BRIEF DESCRIPTION OF THE FIGURES OF THE DRAWINGS

FIG. 1 is a cross-sectional assembly view of the accumulator showing the improvements of our invention.

FIG. 2 is a cross-sectional view taken along the plane of section line 2--2 of FIG. 1.

FIG. 3 is a plan view of the domed oil dispersing member of the accumulator of FIG. 1 as seen from the plane of section line 3--3 of FIG. 1.

FIG. 4 is an isometric view of the accumulator assembly of FIGS. 1-3 with part of the assembly cut away to show the interior of the accumulator.

PARTICULAR DESCRIPTION OF THE INVENTION

In FIG. 1 numeral 10 designates a cylindrical housing for the accumulator. It comprises an upper portion 12 and a lower portion 14. The portions 12 and 14 are joined together in abutting relationship by means of an overlapping brazed juncture 16. The lower end of the accumulator is closed by a lower wall 18, and the upper end of the accumulator is closed by a domed upper wall 20. An inlet tube 22 is received within an opening formed in the center of the domed wall 20 and is brazed at 24 by copper hydrogen brazing. An outlet tube 26 extends through another opening in the domed wall 20 adjacent the inlet tube 22, and it too is brazed to provide a pressure seal and a permanent juncture with the wall 20 as shown at 28.

Outlet tube 26 extends vertically adjacent the inner wall of the accumulator and is curved at its lowermost portion 30, the curve portion being situated in the lowermost region in the accumulator adjacent the lower wall 18. The tube extends upwardly from the curved portion 30 to its inlet point 32. The inlet of the tube at point 32 is located within the interior of a domed baffle 34. In a preferred embodiment, the distance between the point 32 and the center of the domed baffle 34 is about 0.25 inches.

Baffle 34 is shown at FIG. 2 in plan view. The margin of the baffle 34 has three locating and securing tabs 36, 38 and 40. These are spot welded to the inner wall of the cylindrical portion 12 of the accumulator. When the baffle 34 is secured in place, a space exists, as shown at 42 in FIG. 1, between the periphery of the baffle and the inner wall of the accumulator portion 12.

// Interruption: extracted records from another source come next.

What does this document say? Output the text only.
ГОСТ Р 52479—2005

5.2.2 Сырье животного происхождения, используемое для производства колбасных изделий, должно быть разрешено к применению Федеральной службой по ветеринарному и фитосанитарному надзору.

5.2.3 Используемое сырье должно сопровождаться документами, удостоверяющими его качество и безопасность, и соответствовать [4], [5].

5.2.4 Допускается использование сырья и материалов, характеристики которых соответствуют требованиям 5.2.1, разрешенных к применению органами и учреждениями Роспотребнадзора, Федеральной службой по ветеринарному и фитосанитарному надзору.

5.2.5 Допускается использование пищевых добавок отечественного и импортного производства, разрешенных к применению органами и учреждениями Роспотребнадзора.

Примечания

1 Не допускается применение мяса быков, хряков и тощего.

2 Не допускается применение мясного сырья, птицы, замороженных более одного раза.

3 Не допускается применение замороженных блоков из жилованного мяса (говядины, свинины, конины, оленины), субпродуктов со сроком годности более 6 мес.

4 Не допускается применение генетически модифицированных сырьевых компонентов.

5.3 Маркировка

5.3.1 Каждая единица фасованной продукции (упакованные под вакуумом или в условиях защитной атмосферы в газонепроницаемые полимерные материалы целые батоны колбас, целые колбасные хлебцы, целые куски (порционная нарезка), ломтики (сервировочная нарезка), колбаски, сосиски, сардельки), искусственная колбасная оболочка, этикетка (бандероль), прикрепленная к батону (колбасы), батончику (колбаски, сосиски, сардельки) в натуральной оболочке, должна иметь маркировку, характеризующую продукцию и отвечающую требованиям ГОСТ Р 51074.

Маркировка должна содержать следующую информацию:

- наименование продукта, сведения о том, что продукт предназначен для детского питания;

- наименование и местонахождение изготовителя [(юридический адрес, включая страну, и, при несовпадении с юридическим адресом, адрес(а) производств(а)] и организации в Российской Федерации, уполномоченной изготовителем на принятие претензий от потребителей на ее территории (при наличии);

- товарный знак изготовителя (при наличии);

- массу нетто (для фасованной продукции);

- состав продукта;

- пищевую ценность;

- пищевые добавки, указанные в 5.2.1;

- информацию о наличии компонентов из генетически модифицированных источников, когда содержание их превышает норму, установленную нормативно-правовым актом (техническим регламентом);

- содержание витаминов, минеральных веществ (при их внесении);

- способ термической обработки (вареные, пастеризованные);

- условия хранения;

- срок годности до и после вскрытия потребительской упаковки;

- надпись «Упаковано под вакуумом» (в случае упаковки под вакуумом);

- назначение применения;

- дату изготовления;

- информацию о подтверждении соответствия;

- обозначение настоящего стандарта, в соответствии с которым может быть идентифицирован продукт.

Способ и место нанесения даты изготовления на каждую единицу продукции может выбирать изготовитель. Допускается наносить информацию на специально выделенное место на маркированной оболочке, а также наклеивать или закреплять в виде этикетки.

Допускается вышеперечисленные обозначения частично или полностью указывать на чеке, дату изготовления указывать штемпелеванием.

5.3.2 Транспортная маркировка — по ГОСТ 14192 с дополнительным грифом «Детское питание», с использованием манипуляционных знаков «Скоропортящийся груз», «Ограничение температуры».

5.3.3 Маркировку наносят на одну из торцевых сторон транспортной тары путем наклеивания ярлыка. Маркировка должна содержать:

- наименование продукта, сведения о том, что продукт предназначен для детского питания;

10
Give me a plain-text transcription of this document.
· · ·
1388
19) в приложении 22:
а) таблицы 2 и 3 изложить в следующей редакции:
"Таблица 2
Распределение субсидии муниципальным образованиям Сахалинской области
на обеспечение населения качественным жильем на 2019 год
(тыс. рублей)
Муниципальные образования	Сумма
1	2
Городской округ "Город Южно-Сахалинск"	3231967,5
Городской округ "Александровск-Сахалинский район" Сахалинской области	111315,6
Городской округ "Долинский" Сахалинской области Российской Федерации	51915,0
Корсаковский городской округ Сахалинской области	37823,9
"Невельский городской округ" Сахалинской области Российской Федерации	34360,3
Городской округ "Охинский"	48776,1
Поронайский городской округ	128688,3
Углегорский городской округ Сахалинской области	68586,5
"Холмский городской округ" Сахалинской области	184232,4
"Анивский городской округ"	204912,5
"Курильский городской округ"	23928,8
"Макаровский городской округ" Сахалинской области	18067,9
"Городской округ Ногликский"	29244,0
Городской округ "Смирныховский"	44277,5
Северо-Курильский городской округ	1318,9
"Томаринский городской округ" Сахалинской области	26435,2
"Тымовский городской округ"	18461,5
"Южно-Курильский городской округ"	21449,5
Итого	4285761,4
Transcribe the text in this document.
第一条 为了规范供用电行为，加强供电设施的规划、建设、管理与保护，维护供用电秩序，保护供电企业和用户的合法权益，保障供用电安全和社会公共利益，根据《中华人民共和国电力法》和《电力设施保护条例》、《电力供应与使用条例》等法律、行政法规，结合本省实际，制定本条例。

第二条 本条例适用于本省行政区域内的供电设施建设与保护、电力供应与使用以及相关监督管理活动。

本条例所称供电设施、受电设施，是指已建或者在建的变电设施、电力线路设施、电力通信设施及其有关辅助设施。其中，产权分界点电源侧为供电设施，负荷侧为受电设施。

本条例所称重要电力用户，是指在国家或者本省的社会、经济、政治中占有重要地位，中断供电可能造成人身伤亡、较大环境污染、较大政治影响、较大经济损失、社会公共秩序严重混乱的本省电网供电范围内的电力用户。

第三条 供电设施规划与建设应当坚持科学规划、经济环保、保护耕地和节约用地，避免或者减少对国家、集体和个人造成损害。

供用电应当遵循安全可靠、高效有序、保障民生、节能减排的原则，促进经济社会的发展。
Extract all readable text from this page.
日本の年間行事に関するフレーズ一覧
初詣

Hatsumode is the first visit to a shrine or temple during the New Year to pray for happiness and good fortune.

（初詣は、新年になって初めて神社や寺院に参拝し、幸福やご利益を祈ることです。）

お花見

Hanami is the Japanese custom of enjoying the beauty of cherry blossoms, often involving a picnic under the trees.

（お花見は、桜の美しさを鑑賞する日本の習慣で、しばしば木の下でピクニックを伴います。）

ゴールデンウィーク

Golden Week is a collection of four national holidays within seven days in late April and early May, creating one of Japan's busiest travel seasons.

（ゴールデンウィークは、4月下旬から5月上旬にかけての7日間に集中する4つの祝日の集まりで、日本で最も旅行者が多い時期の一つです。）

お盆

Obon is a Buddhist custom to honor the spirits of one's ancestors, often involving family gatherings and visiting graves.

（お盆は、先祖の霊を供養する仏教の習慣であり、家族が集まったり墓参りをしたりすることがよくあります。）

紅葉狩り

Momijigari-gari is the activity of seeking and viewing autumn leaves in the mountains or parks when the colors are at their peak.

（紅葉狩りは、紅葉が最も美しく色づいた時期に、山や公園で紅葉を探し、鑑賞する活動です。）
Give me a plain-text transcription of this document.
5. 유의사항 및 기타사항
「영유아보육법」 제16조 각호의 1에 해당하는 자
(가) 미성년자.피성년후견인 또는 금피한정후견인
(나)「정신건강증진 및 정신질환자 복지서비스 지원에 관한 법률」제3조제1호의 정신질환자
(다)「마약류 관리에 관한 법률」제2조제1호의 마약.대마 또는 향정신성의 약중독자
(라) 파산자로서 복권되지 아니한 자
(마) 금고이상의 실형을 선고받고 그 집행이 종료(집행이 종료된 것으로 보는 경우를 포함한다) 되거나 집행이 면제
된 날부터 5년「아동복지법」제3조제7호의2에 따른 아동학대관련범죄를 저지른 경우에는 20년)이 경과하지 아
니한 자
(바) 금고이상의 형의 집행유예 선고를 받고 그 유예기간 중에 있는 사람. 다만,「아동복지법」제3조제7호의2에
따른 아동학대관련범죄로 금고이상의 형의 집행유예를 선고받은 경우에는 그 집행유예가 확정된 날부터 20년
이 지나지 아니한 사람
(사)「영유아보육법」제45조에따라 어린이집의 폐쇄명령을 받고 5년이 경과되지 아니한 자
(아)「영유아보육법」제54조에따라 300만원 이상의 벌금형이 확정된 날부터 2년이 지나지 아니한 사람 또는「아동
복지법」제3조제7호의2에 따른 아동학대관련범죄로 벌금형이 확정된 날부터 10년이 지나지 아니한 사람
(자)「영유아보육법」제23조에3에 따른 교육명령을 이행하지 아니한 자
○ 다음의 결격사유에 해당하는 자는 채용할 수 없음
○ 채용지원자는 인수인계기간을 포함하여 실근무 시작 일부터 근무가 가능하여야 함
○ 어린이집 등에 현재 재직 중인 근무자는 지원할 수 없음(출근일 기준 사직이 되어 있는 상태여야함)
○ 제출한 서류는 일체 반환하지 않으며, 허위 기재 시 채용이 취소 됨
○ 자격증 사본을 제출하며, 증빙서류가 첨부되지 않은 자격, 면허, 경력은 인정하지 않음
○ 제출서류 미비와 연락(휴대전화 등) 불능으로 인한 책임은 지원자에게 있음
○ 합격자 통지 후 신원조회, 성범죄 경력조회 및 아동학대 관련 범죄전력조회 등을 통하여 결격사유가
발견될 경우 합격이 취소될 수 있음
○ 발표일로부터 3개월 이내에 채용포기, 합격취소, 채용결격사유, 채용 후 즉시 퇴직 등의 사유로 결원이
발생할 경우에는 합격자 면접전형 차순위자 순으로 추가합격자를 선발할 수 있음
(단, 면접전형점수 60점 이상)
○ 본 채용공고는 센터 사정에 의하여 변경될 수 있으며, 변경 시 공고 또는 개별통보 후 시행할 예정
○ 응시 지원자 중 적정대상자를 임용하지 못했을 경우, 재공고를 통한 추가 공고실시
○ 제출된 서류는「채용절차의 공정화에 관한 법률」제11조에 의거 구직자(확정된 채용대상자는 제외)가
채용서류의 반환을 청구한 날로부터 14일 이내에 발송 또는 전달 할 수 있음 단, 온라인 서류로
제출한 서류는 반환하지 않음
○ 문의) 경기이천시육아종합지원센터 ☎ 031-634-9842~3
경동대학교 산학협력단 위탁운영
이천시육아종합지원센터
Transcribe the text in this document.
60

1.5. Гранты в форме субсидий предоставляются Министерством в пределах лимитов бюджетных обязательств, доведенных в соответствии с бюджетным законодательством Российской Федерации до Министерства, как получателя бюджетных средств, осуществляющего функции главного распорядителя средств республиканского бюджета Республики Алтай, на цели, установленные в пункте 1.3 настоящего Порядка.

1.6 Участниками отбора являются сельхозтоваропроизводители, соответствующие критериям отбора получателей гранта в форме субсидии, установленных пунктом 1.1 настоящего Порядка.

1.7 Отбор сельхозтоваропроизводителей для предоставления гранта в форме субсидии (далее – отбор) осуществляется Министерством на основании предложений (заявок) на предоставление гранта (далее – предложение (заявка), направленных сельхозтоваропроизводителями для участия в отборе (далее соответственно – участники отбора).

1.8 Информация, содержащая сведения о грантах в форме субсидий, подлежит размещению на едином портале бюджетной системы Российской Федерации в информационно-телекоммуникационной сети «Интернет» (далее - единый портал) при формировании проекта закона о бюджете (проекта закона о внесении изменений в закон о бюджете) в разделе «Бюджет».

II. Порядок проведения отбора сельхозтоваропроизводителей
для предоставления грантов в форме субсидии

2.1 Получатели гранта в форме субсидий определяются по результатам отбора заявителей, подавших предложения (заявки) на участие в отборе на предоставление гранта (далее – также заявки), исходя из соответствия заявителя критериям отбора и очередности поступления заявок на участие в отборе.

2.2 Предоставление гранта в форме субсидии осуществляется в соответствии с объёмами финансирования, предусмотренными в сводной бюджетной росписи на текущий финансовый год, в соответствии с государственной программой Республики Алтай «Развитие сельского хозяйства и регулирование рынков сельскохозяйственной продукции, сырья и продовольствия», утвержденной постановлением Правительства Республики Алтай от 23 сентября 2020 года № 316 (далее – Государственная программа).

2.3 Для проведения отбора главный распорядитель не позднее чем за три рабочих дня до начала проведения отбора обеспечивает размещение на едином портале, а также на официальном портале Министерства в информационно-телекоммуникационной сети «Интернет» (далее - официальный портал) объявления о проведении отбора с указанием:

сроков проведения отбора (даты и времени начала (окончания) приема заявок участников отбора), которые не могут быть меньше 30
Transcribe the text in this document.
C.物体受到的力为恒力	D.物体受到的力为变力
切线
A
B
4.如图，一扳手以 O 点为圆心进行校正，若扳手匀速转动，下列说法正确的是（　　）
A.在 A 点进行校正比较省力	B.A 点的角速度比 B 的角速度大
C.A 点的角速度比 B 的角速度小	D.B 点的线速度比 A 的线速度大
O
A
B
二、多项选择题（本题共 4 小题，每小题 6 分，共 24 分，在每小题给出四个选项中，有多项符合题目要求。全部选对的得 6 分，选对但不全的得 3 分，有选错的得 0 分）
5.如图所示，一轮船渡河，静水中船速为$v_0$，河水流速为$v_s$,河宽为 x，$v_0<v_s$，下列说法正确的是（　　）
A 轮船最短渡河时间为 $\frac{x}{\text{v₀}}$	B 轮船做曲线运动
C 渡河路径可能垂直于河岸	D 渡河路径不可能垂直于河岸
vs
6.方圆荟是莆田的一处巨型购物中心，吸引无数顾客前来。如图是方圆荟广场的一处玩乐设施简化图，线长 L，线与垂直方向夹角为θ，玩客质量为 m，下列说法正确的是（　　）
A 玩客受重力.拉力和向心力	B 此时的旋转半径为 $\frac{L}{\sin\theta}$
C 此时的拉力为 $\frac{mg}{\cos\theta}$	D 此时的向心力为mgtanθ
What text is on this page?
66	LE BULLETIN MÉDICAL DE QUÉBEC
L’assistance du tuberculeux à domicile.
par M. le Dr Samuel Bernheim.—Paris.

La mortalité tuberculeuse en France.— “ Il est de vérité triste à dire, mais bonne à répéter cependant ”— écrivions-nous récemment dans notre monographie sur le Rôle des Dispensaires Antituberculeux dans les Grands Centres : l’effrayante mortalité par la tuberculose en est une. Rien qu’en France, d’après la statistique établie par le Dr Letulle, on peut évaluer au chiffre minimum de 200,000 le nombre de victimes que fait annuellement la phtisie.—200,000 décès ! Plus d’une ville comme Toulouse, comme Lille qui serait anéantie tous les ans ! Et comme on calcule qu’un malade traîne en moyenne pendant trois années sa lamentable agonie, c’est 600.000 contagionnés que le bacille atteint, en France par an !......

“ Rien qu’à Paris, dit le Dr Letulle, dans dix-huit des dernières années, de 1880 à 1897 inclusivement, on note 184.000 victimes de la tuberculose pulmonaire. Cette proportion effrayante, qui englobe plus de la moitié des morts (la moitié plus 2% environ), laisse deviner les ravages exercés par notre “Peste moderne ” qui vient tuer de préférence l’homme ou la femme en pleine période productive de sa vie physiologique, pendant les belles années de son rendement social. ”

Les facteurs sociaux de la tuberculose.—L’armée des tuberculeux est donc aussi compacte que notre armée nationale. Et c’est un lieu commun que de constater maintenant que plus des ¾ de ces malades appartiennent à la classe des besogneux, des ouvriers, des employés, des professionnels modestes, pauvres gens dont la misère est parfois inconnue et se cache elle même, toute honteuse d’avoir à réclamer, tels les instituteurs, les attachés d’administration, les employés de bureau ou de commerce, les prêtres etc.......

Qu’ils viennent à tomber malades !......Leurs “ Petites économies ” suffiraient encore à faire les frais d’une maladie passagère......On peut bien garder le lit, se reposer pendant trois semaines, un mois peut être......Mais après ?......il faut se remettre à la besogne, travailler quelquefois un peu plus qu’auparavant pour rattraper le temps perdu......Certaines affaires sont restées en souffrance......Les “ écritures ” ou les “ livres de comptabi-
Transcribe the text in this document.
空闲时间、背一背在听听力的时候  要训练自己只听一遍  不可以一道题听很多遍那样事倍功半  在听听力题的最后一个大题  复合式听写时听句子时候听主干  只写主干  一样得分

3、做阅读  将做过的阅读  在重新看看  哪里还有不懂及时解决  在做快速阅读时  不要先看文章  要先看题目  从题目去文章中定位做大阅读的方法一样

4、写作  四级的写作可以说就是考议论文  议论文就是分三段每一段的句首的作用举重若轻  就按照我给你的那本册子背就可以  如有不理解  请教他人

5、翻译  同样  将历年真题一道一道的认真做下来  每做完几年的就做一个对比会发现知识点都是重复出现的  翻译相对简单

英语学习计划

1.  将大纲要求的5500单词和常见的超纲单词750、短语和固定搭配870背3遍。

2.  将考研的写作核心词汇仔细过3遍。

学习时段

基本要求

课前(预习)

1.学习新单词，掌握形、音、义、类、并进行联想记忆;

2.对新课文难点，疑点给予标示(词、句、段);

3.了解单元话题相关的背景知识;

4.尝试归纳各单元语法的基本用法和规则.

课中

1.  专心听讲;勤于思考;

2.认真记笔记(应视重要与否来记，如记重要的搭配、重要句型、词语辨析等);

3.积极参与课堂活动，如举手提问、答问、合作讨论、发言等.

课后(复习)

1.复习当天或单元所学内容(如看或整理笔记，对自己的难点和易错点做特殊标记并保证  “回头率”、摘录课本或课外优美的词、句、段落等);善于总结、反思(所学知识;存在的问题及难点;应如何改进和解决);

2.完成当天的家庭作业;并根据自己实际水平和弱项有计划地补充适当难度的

Baffle 34 is provided with an opening 42 through which the outlet tube 26 extends. In a preferred embodiment the top of the dome is about 0.5 inches from the upper accumulator wall 20, and the distance between point 32 and the center of the domed baffle 34 is about 0.25 inches. The circumferential clearance between the periphery of the domed baffle 34 and the inner wall of the accumulator 12 may be about 0.05 inches.

At the base of the accumulator portion 14 there is located an oil return orifice and filter assembly 44, which is illustrated in detail in FIG. 3. It comprises a plastic housing 46 which is apertured and which includes a screen 48 within the plastic housing 46. One end of the plastic housing 46 is curved so that it surrounds outlet tube 26 as shown at 50. The portion of the housing that surrounds the outlet tube is split, and the split ends are fastened together by a fastener 52 which facilitates quick assembly.

Outlet tube 26 is provided with an opening 54 through which a metering tube 56 extends. The metering tube 56 provides communication between the interior of tube 26 and the interior of the screen filter housing 46.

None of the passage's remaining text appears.